3. Hukum Tranplantasi Organ Manusia
3.1 Pendapat Ulama Klasik
Dalam batas-batas tertentu berbagai jenis transplantasi atau menggunakan anggota tubuh
manusia untuk pengobatan telah menjadi pembahasan para fukaha (ahli fiqih) sejak lama,
baik autotransplantasi, homotransplantasi, atau heterotransplantasi.
Sebagian ulama nampaknya belum memandang perlu memfatwakan hukum autotransplantasi
atau replantasi. Barangkali karena telah ada isyarat dalam sunnah fi’liyyah, Nabi pernah
melakukannya, berkat mukjizatnya Nabi dapat mengembalikan (melakukan tindakan sejenis
replantasi) mata Qatadah bin al-Nu’man yang terlepas keluar pada saat perang Badar atau
Perang Uhud.

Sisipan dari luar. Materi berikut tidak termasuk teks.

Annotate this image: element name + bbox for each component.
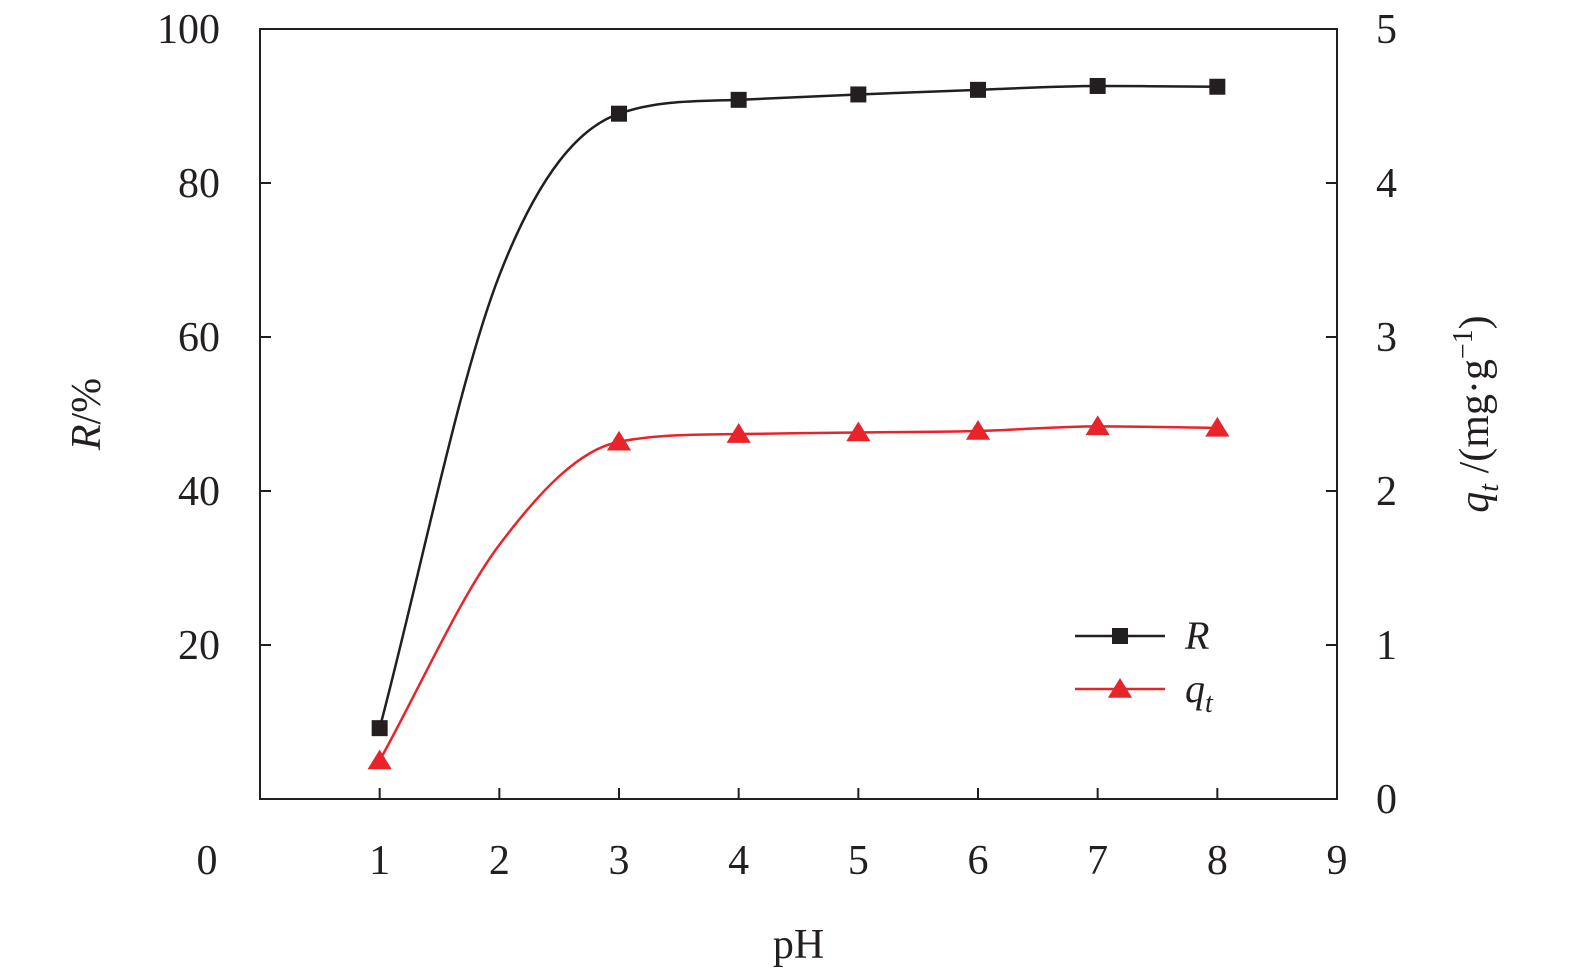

Juga pernah mereplantasi tangan Muawwidz bin ‘Afra’ dan Habib bin Yasaf,
yang tertebas pedang hingga putus pada saat perang Badar. Atas dasar itu, maka fukaha
sepakat menetapkan bolehnya mengembalikan anggota tubuh yang terputus akibat sakit
atau sebab lainnya ke tempat semula. Ahmad bin Hanbal dan para pengikutnya berargumen,
karena di dalamnya terkandung roh yang merupakan bagian dari roh tubuh tersebut.

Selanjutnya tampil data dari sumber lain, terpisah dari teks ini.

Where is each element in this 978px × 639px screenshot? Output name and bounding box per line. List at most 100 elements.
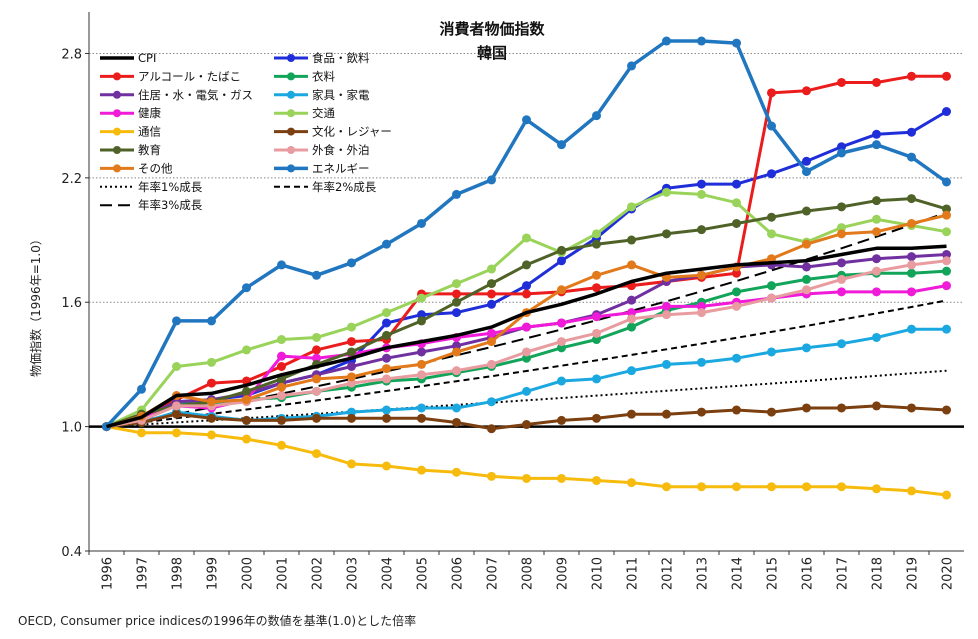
data-point — [767, 482, 776, 492]
series-line — [106, 74, 947, 429]
data-point — [732, 482, 741, 492]
data-point — [662, 187, 671, 197]
data-point — [452, 417, 461, 427]
data-point — [312, 386, 321, 396]
legend-label: エネルギー — [312, 161, 370, 175]
data-point — [417, 316, 426, 326]
tick-labels: 0.4 1.0 1.6 2.2 2.8 1996 1997 1998 1999 2000 2001 2… — [61, 47, 955, 590]
data-point — [627, 202, 636, 212]
data-point — [732, 179, 741, 189]
data-point — [627, 366, 636, 376]
legend-label: 健康 — [138, 106, 161, 120]
x-tick-label: 2012 — [661, 557, 676, 590]
data-point — [487, 328, 496, 338]
data-point — [487, 471, 496, 481]
data-point — [172, 361, 181, 371]
data-point — [942, 210, 951, 220]
series-エネルギー — [102, 36, 951, 432]
data-point — [522, 353, 531, 363]
data-point — [522, 386, 531, 396]
data-point — [662, 301, 671, 311]
data-point — [907, 194, 916, 204]
data-point — [452, 189, 461, 199]
x-tick-label: 2002 — [311, 557, 326, 590]
data-point — [767, 293, 776, 303]
data-point — [837, 202, 846, 212]
data-point — [452, 289, 461, 299]
data-point — [347, 347, 356, 357]
data-point — [592, 476, 601, 486]
data-point — [872, 266, 881, 276]
data-point — [592, 335, 601, 345]
data-point — [417, 293, 426, 303]
x-tick-label: 1999 — [206, 557, 221, 590]
data-point — [732, 405, 741, 415]
data-point — [487, 264, 496, 274]
data-point — [487, 424, 496, 434]
data-point — [312, 345, 321, 355]
data-point — [452, 279, 461, 289]
data-point — [662, 359, 671, 369]
data-point — [837, 148, 846, 158]
data-point — [347, 413, 356, 423]
data-point — [872, 140, 881, 150]
data-point — [802, 86, 811, 96]
legend-marker — [113, 109, 121, 118]
legend-marker — [287, 164, 295, 173]
data-point — [172, 428, 181, 438]
data-point — [837, 223, 846, 233]
data-point — [697, 407, 706, 417]
data-point — [452, 308, 461, 318]
data-point — [907, 71, 916, 81]
data-point — [347, 378, 356, 388]
legend-label: 交通 — [312, 106, 335, 120]
data-point — [872, 196, 881, 206]
data-point — [872, 401, 881, 411]
data-point — [872, 287, 881, 297]
data-point — [732, 287, 741, 297]
data-point — [907, 268, 916, 278]
data-point — [942, 177, 951, 187]
source-note: OECD, Consumer price indicesの1996年の数値を基準… — [18, 613, 416, 628]
data-point — [347, 322, 356, 332]
data-point — [382, 330, 391, 340]
grid-lines — [89, 52, 964, 303]
data-point — [907, 152, 916, 162]
data-point — [837, 142, 846, 152]
data-point — [872, 214, 881, 224]
legend-label: 食品・飲料 — [312, 51, 370, 65]
data-point — [802, 403, 811, 413]
legend-marker — [287, 54, 295, 62]
legend-label: アルコール・たばこ — [138, 69, 241, 83]
data-point — [312, 270, 321, 280]
data-point — [732, 218, 741, 228]
x-tick-label: 2014 — [731, 557, 746, 590]
data-point — [837, 339, 846, 349]
data-point — [802, 239, 811, 249]
data-point — [802, 274, 811, 284]
x-tick-label: 2009 — [556, 557, 571, 590]
data-point — [837, 403, 846, 413]
data-point — [662, 482, 671, 492]
data-point — [697, 179, 706, 189]
data-point — [277, 391, 286, 401]
data-point — [172, 401, 181, 411]
data-point — [942, 405, 951, 415]
data-point — [837, 482, 846, 492]
data-point — [452, 297, 461, 307]
data-point — [907, 252, 916, 262]
data-point — [382, 405, 391, 415]
data-point — [942, 281, 951, 291]
series-line — [106, 425, 947, 497]
data-point — [627, 235, 636, 245]
data-point — [907, 287, 916, 297]
y-tick-label: 1.0 — [61, 421, 82, 436]
data-point — [417, 347, 426, 357]
series-lines — [102, 36, 951, 500]
data-point — [802, 206, 811, 216]
data-point — [592, 283, 601, 293]
data-point — [452, 366, 461, 376]
legend-label: 外食・外泊 — [312, 143, 370, 157]
legend-label: 年率3%成長 — [138, 198, 203, 212]
data-point — [347, 372, 356, 382]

3.2. Fatwa Ulama Kontemporer
Majma’ al-Fiqh al-Islami pada Muktamar ke-4 yang diselenggarakan di Jiddah pada 6-11
Februari 1988, telah mengeluarkan fatwa tentang hukum transplantasi menggunakan organ
manusia, auto-transplantasi, dan homo-transplantasi dari orang hidup maupun orang mati,
dengan syarat-syarat yang harus ditunaikan. Ada delapan butir keputusan, yaitu sebagai
berikut:
1. Bahwa memindahkan organ tubuh seseorang ke bagian lain dari tubuhnya sendiri
(auto-transplantasi) hukumnya boleh, dengan ketentuan dapat dipastikan proses
tersebut manfaatnya lebih besar daripada mudarat yang timbul. Disyaratkan juga, hal itu
dilakukan karena organ tubuhnya ada yang hilang atau untuk mengembalikan ke bentuk
asal dan fungsinya, atau untuk menutupi cacat yang membuat si pasien terganggu secara
psikologis maupun fisiologis.
2. Memindahkan organ tubuh seseorang ke tubuh orang lain hukumnya mubah (boleh), jika
organ tubuh yang dipindahkan itu dapat terus berganti dan berubah, seperti darah dan
kulit. Disyaratkan pula, pendonor organ tubuh tersebut seorang yang sehat, serta
beberapa syarat lainnya yang perlu diperhatikan.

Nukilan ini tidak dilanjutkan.